Professor Boyle received a J.D. degree magna cum laude and A.M. and Ph.D. degrees in political science from Harvard University. Prior to joining the faculty at the College of Law, he was a teaching fellow at Harvard and an associate at its Center for International Affairs. He also practiced tax and international tax with Bingham, Dana & Gould in Boston.
He has written and lectured extensively in the United States and abroad on the relationship between international law and politics. His Protesting Power: War, Resistance and Law (Rowman & Littlefield Inc. 2007) has been used successfully in anti-war protest trials.
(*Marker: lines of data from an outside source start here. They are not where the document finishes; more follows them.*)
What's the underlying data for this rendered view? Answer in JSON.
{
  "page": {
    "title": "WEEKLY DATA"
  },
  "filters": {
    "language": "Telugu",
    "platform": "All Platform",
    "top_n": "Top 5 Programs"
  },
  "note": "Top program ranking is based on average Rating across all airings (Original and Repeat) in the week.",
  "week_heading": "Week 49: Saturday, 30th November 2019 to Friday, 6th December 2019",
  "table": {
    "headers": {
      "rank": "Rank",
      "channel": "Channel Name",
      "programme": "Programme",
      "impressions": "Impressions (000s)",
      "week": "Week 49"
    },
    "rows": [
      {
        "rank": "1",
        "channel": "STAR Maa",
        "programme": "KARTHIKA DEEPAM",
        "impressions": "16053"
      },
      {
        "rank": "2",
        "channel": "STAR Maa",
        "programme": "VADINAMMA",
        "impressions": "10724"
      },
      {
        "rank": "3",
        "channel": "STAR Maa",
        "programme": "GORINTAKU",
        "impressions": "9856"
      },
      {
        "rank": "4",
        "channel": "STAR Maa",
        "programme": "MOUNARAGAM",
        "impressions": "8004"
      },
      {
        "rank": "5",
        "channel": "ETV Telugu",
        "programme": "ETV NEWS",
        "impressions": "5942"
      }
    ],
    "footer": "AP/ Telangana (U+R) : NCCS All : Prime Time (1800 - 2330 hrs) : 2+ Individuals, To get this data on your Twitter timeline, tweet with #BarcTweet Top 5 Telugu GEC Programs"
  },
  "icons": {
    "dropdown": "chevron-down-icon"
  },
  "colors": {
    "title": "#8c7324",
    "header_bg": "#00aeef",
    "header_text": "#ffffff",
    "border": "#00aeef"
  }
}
In the September 2000 issue of the prestigious The International History Review, Professor Boyle’s Foundations of World Order: The Legalist Approach to International Relations (1898-1922) was proclaimed as “a major contribution to this reinterrogation of the past” and “required reading for historians, political scientists, international relations specialists, and policy-makers.” That book was translated into Korean and published in Korea in 2003 by Pakyoungsa Press.
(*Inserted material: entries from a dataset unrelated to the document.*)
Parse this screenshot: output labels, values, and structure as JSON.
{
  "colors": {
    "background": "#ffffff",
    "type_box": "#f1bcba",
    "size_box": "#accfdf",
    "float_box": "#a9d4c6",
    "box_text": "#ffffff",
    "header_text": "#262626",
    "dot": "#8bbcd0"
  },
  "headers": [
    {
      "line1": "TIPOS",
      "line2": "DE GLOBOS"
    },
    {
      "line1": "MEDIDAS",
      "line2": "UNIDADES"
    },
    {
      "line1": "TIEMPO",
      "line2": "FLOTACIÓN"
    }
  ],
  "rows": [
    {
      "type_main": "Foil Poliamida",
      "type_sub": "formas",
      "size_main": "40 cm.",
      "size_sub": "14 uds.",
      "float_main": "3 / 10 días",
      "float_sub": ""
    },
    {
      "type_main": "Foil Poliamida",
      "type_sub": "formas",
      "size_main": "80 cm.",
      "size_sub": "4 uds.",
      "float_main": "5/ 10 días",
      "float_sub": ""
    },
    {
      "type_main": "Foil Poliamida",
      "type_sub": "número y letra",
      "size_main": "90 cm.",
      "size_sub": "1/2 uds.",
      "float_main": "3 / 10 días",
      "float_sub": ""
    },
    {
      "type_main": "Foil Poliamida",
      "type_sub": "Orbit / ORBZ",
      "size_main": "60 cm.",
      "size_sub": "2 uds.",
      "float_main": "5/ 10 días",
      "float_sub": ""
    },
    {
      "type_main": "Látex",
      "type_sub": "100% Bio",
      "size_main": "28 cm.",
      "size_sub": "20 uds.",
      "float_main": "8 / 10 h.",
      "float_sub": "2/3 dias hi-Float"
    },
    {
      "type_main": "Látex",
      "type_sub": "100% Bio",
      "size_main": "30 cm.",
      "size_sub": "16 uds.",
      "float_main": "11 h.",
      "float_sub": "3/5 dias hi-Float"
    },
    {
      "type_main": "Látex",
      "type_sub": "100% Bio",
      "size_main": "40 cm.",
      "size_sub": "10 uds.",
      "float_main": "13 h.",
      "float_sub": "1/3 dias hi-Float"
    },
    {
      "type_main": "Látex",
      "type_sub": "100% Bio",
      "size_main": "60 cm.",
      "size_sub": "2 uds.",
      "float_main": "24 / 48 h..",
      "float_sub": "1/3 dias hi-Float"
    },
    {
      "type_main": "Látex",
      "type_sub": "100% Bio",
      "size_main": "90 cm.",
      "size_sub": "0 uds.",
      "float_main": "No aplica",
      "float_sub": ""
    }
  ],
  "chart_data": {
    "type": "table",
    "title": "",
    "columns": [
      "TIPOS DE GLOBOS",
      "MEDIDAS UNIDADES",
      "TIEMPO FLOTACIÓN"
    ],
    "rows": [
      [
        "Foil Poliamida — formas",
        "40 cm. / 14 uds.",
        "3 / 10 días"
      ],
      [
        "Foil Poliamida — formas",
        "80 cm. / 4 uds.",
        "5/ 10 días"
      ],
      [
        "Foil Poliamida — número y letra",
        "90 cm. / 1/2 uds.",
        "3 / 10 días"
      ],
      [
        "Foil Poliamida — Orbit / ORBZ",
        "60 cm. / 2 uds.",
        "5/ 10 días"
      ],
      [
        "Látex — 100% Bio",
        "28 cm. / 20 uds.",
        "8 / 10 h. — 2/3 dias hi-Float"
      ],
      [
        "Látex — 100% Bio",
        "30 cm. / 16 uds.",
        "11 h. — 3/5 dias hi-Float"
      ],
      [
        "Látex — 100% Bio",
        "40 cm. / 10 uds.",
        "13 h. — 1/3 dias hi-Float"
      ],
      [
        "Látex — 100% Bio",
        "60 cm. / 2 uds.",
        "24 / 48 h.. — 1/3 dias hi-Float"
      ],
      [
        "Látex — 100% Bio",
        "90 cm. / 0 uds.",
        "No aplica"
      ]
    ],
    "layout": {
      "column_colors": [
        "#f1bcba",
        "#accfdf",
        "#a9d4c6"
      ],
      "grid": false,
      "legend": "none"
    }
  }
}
As an internationally recognized expert, Professor Boyle serves as counsel to Bosnia and Herzegovina and to the Provisional Government of the State of Palestine. He also represents two associations of citizens within Bosnia and has been instrumental in developing the indictment against Slobodan Milosevic for committing genocide, crimes against humanity, and war crimes in Bosnia and Herzegovina.
Professor Boyle is Attorney of Record for the Chechen Republic of Ichkeria, conducting its legal affairs on a worldwide basis. Over his career, he has represented national and international bodies including the Blackfoot Nation (Canada), the Nation of Hawaii, and the Lakota Nation, as well as numerous individual death penalty and human rights cases. He has advised numerous international bodies in the areas of human rights, war crimes and genocide, nuclear policy, and bio-warfare.
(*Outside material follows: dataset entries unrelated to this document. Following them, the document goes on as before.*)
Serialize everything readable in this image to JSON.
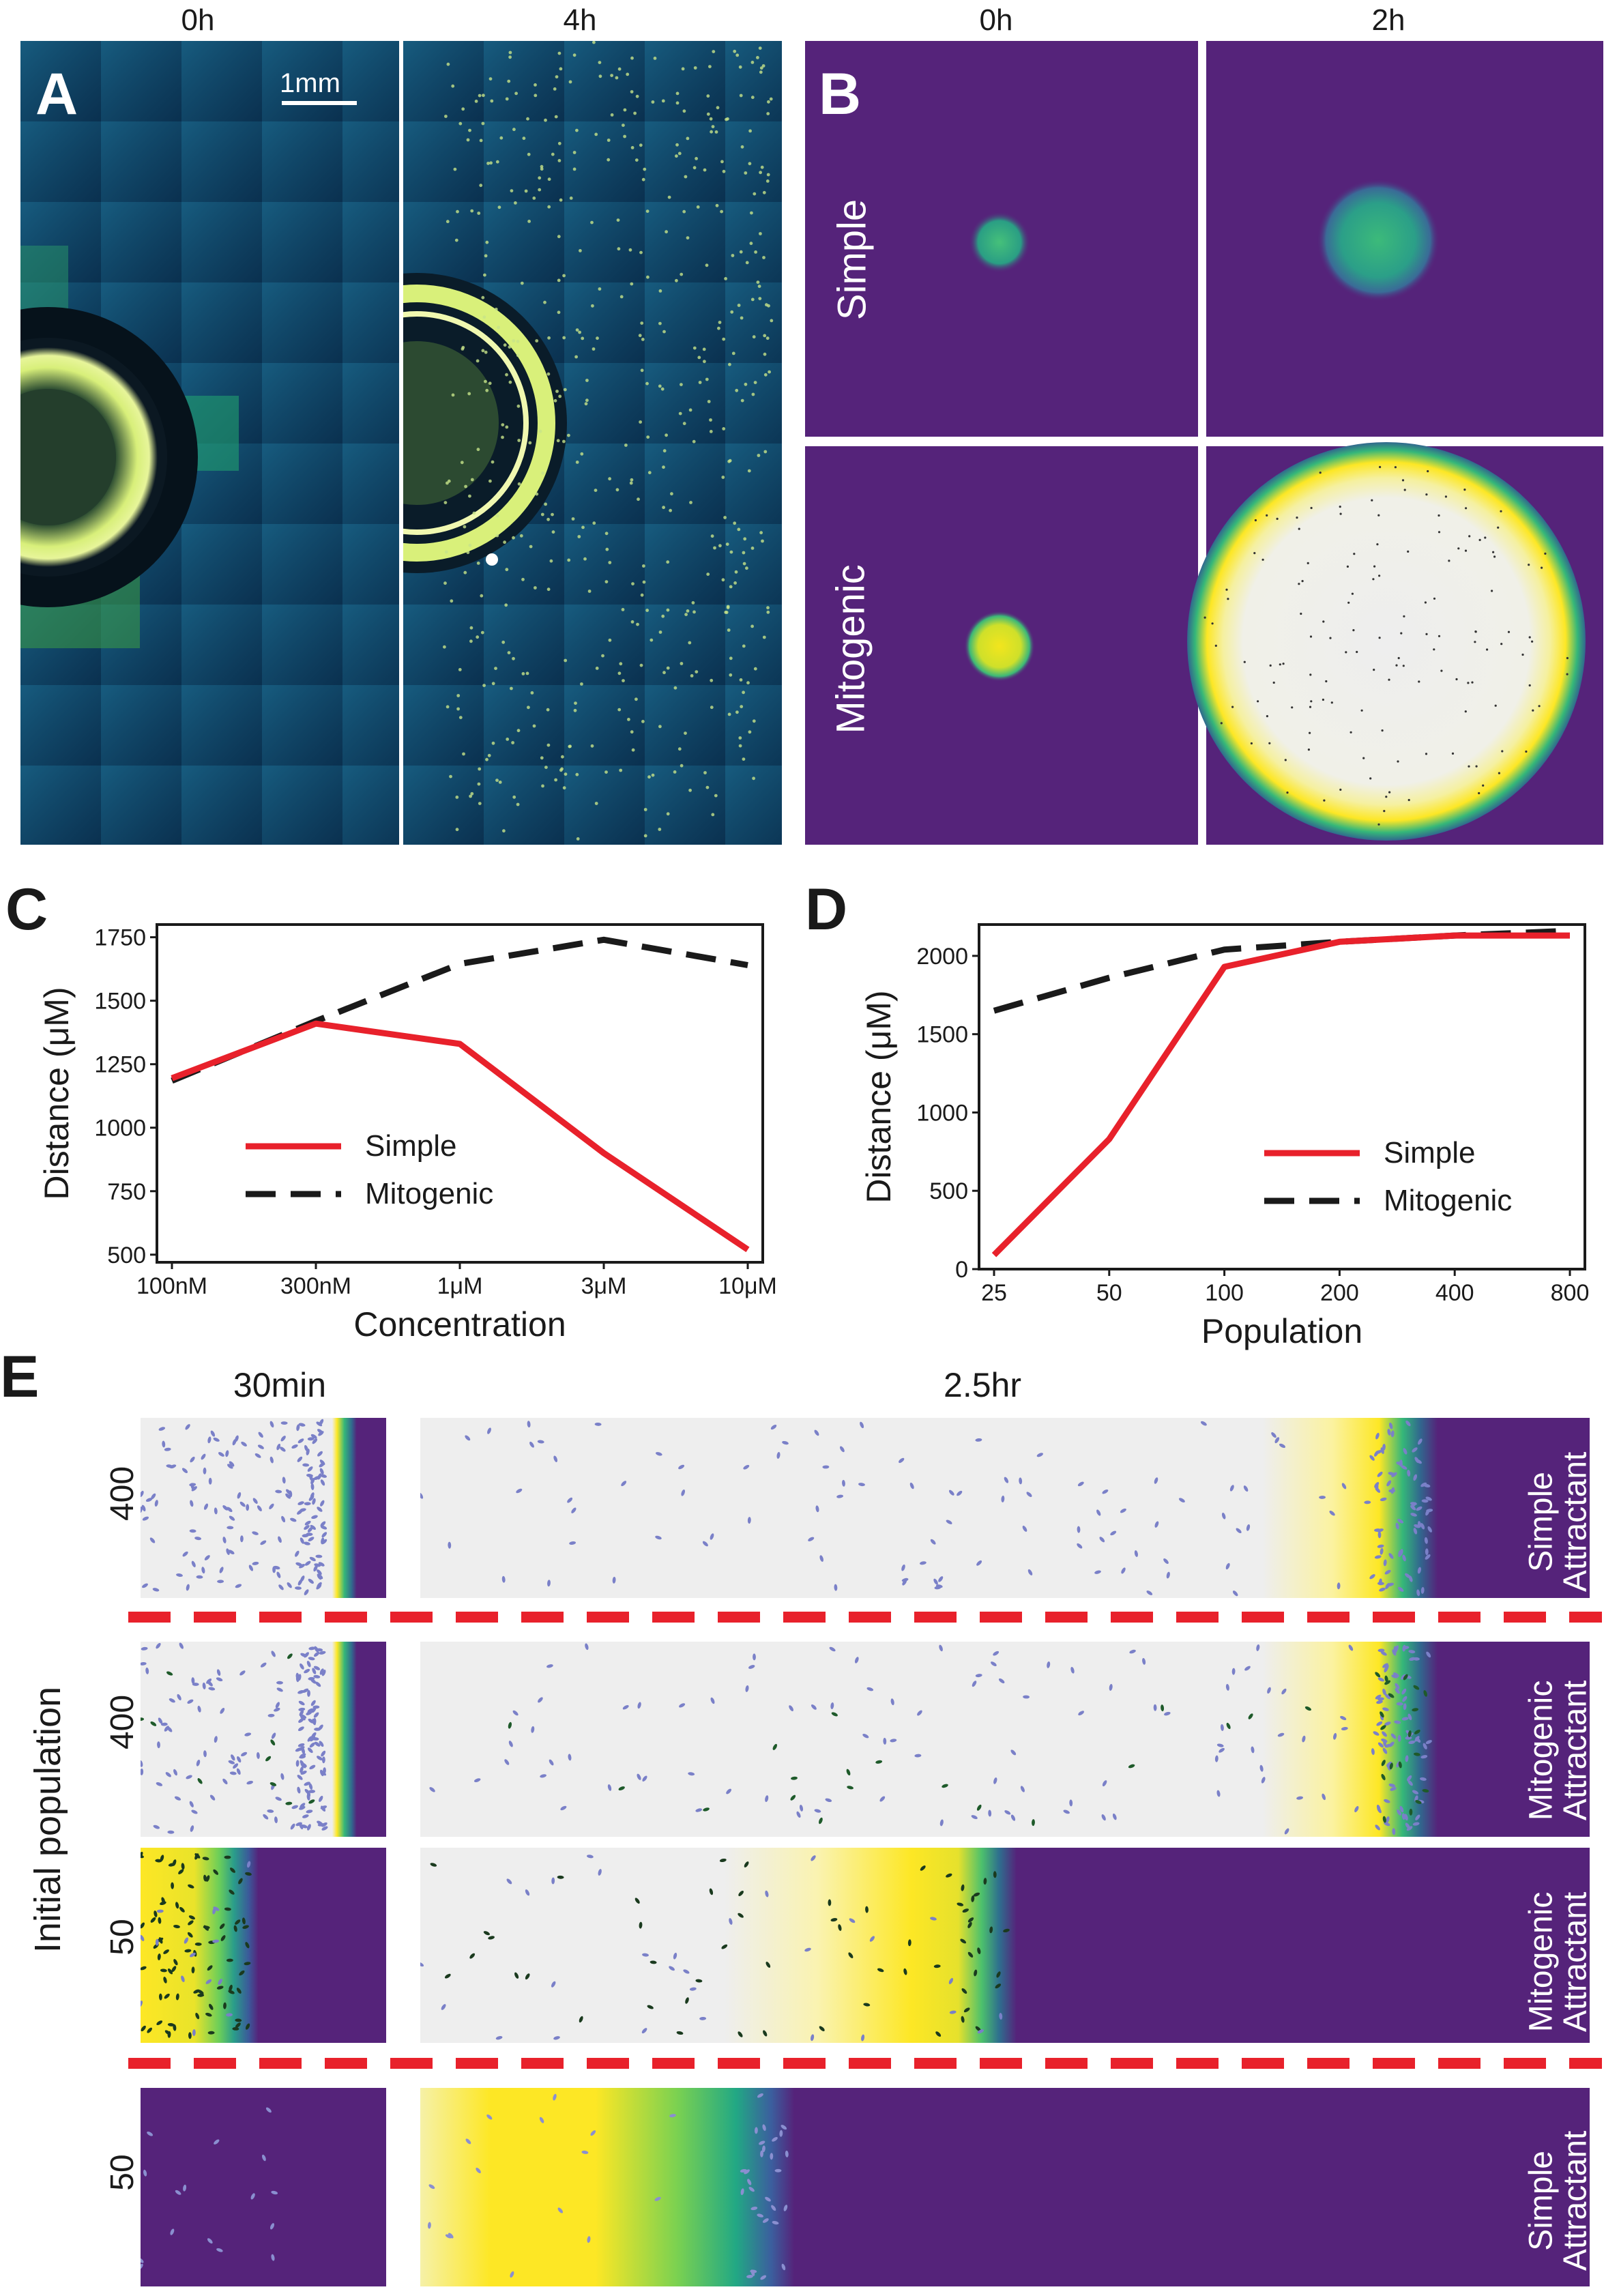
{
  "panelA": {
    "label": "A",
    "time_left": "0h",
    "time_right": "4h",
    "scalebar": "1mm"
  },
  "panelB": {
    "label": "B",
    "time_left": "0h",
    "time_right": "2h",
    "row_top": "Simple",
    "row_bottom": "Mitogenic"
  },
  "panelC": {
    "label": "C"
  },
  "panelD": {
    "label": "D"
  },
  "panelE": {
    "label": "E",
    "time_left": "30min",
    "time_right": "2.5hr",
    "axis_label": "Initial population",
    "rows": [
      {
        "population": "400",
        "attractant_1": "Simple",
        "attractant_2": "Attractant"
      },
      {
        "population": "400",
        "attractant_1": "Mitogenic",
        "attractant_2": "Attractant"
      },
      {
        "population": "50",
        "attractant_1": "Mitogenic",
        "attractant_2": "Attractant"
      },
      {
        "population": "50",
        "attractant_1": "Simple",
        "attractant_2": "Attractant"
      }
    ]
  },
  "colors": {
    "simple_line": "#e8212b",
    "mitogenic_line": "#1a1a1a",
    "viridis_purple": "#55237a",
    "separator": "#e8212b"
  },
  "chart_data": [
    {
      "type": "line",
      "panel": "C",
      "title": "",
      "xlabel": "Concentration",
      "ylabel": "Distance (μM)",
      "categories": [
        "100nM",
        "300nM",
        "1μM",
        "3μM",
        "10μM"
      ],
      "ylim": [
        470,
        1800
      ],
      "yticks": [
        500,
        750,
        1000,
        1250,
        1500,
        1750
      ],
      "legend_position": "lower-left",
      "series": [
        {
          "name": "Simple",
          "style": "solid",
          "values": [
            1195,
            1410,
            1330,
            900,
            520
          ]
        },
        {
          "name": "Mitogenic",
          "style": "dashed",
          "values": [
            1185,
            1420,
            1645,
            1740,
            1640
          ]
        }
      ]
    },
    {
      "type": "line",
      "panel": "D",
      "title": "",
      "xlabel": "Population",
      "ylabel": "Distance (μM)",
      "categories": [
        "25",
        "50",
        "100",
        "200",
        "400",
        "800"
      ],
      "ylim": [
        0,
        2200
      ],
      "yticks": [
        0,
        500,
        1000,
        1500,
        2000
      ],
      "legend_position": "lower-right",
      "series": [
        {
          "name": "Simple",
          "style": "solid",
          "values": [
            90,
            830,
            1930,
            2090,
            2130,
            2130
          ]
        },
        {
          "name": "Mitogenic",
          "style": "dashed",
          "values": [
            1650,
            1860,
            2040,
            2090,
            2130,
            2160
          ]
        }
      ]
    }
  ]
}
From 1991-92, Professor Boyle served as Legal Advisor to the Palestinian Delegation to the Middle East Peace Negotiations. He also has served on the Board of Directors of Amnesty International, as well as a consultant to the American Friends Services Committee, and on the Advisory Board for the Council for Responsible Genetics. He drafted the U.S. domestic implementing legislation for the Biological Weapons Convention, known as the Biological Weapons Anti-Terrorism Act of 1989, that was approved unanimously by both Houses of the U.S. Congress and signed into law by President George H.W. Bush. That story is told in his book Biowarfare and Terrorism (Clarity Press: 2005).
In 2001 he was selected to be the Dr. Irma M. Parhad Lecturer by the Faculty of Medicine at the University of Calgary in Canada. In 2007 he became the Bertrand Russell Peace Lecturer at McMaster University in Canada. Professor Boyle is listed in the current edition of Marquis’ Who’s Who in America.
Currently Professor Boyle lectures on international law at the University of Illinois College of Law.